- Reinhard Heydrich (left) and Heinz Heydrich
- Born: Heinz Siegfried Heydrich 29 September 1905 Halle an der Saale, Prussia, German Empire
- Died: 19 November 1944 (aged 39) East Prussia, Nazi Germany
- Spouse: Trude Heydrich (née Werther)
- Children: 5
- Relatives: Richard Bruno Heydrich (father); Elisabeth Anna Maria Amalia Krantz (mother); Reinhard Heydrich (brother);
- Military career
- Allegiance: Nazi Germany
- Branch: SS
- Rank: Obersturmführer
- Commands: editor of Die Panzerfaust
- Conflicts: World War II

= Heinz Heydrich =

SS officer who helped Jews (1905–1944)

Heinz Siegfried Heydrich (29 September 1905 – 19 November 1944) was the son of Richard Bruno Heydrich and the younger brother of SS-Obergruppenführer Reinhard Heydrich. After the death of his brother in June 1942, he helped a number of Jews escape the Holocaust.

==Early life==

Heinz Siegfried Heydrich was born on 29 September 1905, in Halle an der Saale to composer Richard Bruno Heydrich, a Protestant, and his wife Elisabeth Anna Maria Amalia Krantz, a Catholic. Her father was Eugen Krantz, director of the Dresden Royal Conservatory.

Heydrich's family held social standing and substantial financial means. Their father, Richard Bruno Heydrich, was an opera singer, the founder of a music conservatory in Halle, and a German Nationalist who instilled patriotic ideas in the minds of his three children. The Heydrich household was very strict and the children were frequently disciplined. As a youth, Heydrich engaged his older brother, Reinhard Heydrich, in mock fencing duels.

==Career in the SS==

Heinz Heydrich was an Obersturmführer (lieutenant), journalist, and publisher of the soldiers' newspaper, Die Panzerfaust. He was at first a fervent admirer of Hitler. Before his brother Reinhard's State funeral in Berlin in June 1942, Heydrich was given a large packet containing his brother's files, released from his strongbox at Gestapo Headquarters, 8 Prinz-Albrecht-Strasse, Berlin. Heinz shut himself away in his room with the papers. The next morning, his wife noticed that her husband had sat up all night burning the documents from the package. Heinz, on leave from the front, could not be engaged in conversation, his wife remembered; he seemed to be elsewhere mentally, and like stone. The files in the package were probably Reinhard Heydrich's personal files, from which Heinz understood for the first time in all its enormity the systematic extermination of the Jews, the so-called Final Solution. Thereafter, Heydrich helped at least two Jews escape by forging identity documents and printing them on Die Panzerfaust presses.

==Suicide==
When in November 1944 an economic commission headed by a State Attorney investigated the editorial staff of Die Panzerfaust, Heinz Heydrich thought he had been discovered and shot himself in order to protect his family from the Gestapo. In reality, the attorney knew nothing about the forgeries, and was only trying to find out the reason for shortages in paper supplies. According to his nephew Heider, however, Heydrich committed suicide because of a pending court martial case against him for theft and corruption.
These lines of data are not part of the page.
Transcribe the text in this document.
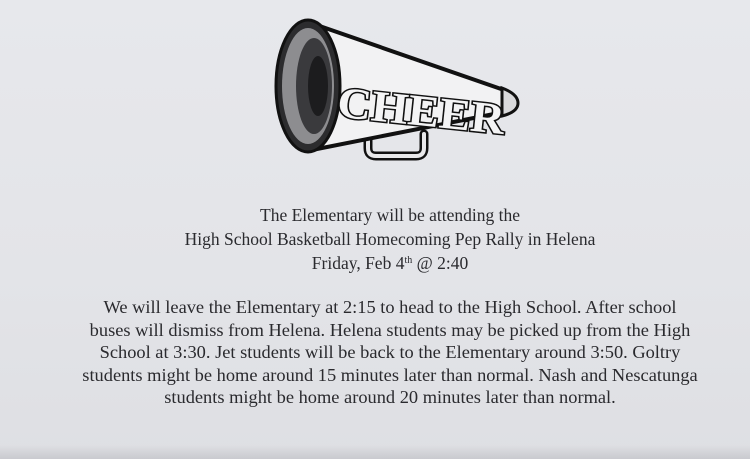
CHEER
The Elementary will be attending the
High School Basketball Homecoming Pep Rally in Helena
Friday, Feb 4th @ 2:40
We will leave the Elementary at 2:15 to head to the High School. After school
buses will dismiss from Helena. Helena students may be picked up from the High
School at 3:30. Jet students will be back to the Elementary around 3:50. Goltry
students might be home around 15 minutes later than normal. Nash and Nescatunga
students might be home around 20 minutes later than normal.
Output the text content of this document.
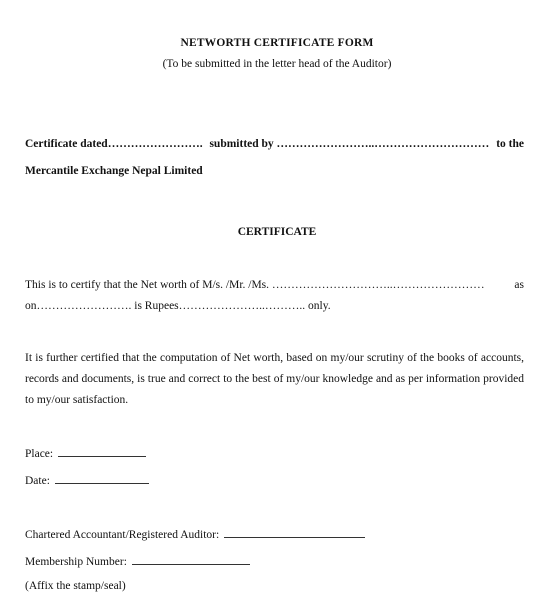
NETWORTH CERTIFICATE FORM
(To be submitted in the letter head of the Auditor)
Certificate dated……………………. submitted by ……………………..………………………… to the
Mercantile Exchange Nepal Limited
CERTIFICATE
This is to certify that the Net worth of M/s. /Mr. /Ms. …………………………..……………………	as
on……………………. is Rupees…………………..……….. only.
It is further certified that the computation of Net worth, based on my/our scrutiny of the books of accounts, records and documents, is true and correct to the best of my/our knowledge and as per information provided to my/our satisfaction.
Place:
Date:
Chartered Accountant/Registered Auditor:
Membership Number:
(Affix the stamp/seal)
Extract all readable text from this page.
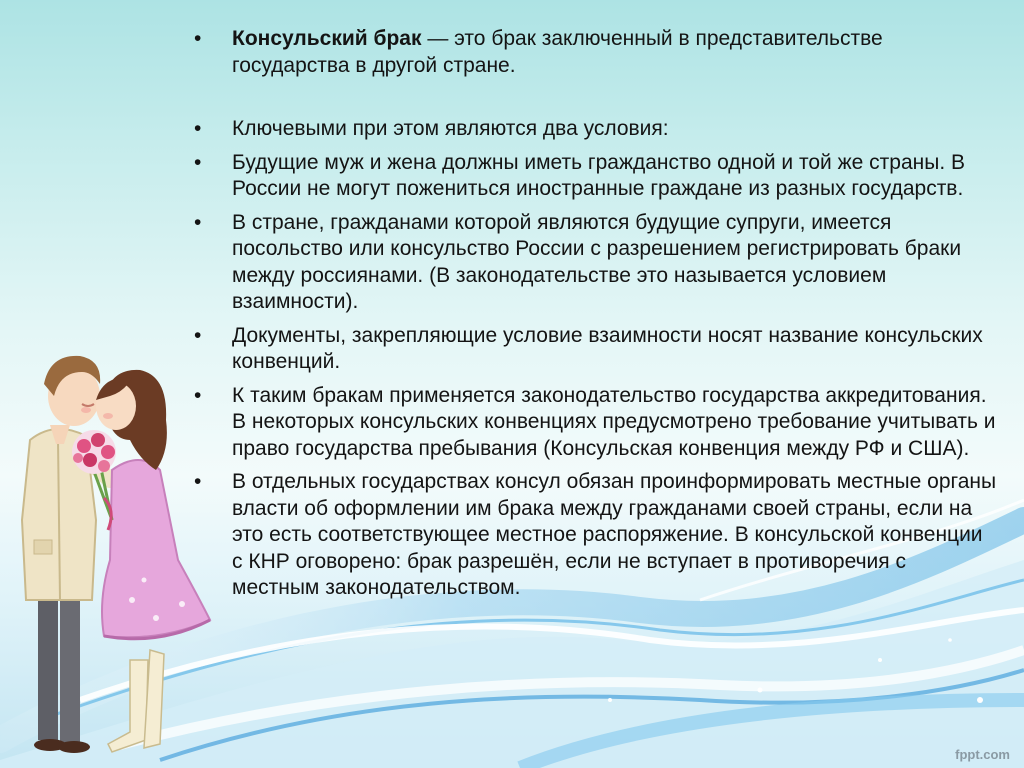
• Консульский брак — это брак заключенный в представительстве государства в другой стране.
• Ключевыми при этом являются два условия:
• Будущие муж и жена должны иметь гражданство одной и той же страны. В России не могут пожениться иностранные граждане из разных государств.
• В стране, гражданами которой являются будущие супруги, имеется посольство или консульство России с разрешением регистрировать браки между россиянами. (В законодательстве это называется условием взаимности).
• Документы, закрепляющие условие взаимности носят название консульских конвенций.
• К таким бракам применяется законодательство государства аккредитования. В некоторых консульских конвенциях предусмотрено требование учитывать и право государства пребывания (Консульская конвенция между РФ и США).
• В отдельных государствах консул обязан проинформировать местные органы власти об оформлении им брака между гражданами своей страны, если на это есть соответствующее местное распоряжение. В консульской конвенции с КНР оговорено: брак разрешён, если не вступает в противоречия с местным законодательством.
fppt.com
Heinz Heydrich is buried in the war cemetery of Riesenburg, according to the Deutsche Dienststelle (WASt).

==Family==
Heydrich had five children. His oldest, Peter Thomas Heydrich (1931–2000), was a well-known German cabaret singer, and wrote a book about his childhood, father, and uncle. In the book, Peter Heydrich describes how, as a youth, he enjoyed the fame of being a "crown prince", as the nephew of Reinhard Heydrich. During boyhood, he thought of his uncle as a successful sportsman and a sensitive musician. In Prague, Peter observed that his uncle had become a "bigwig". Peter derived many privileges from being Reinhard Heydrich's nephew. Even after the war, Peter still felt some pride in the familial relationship, if not so openly. But finally, Peter Heydrich had to admit that Reinhard Heydrich was a devious schemer, who planned and executed important parts of the Holocaust and other crimes. Peter died on 22 November 2000, after a long illness.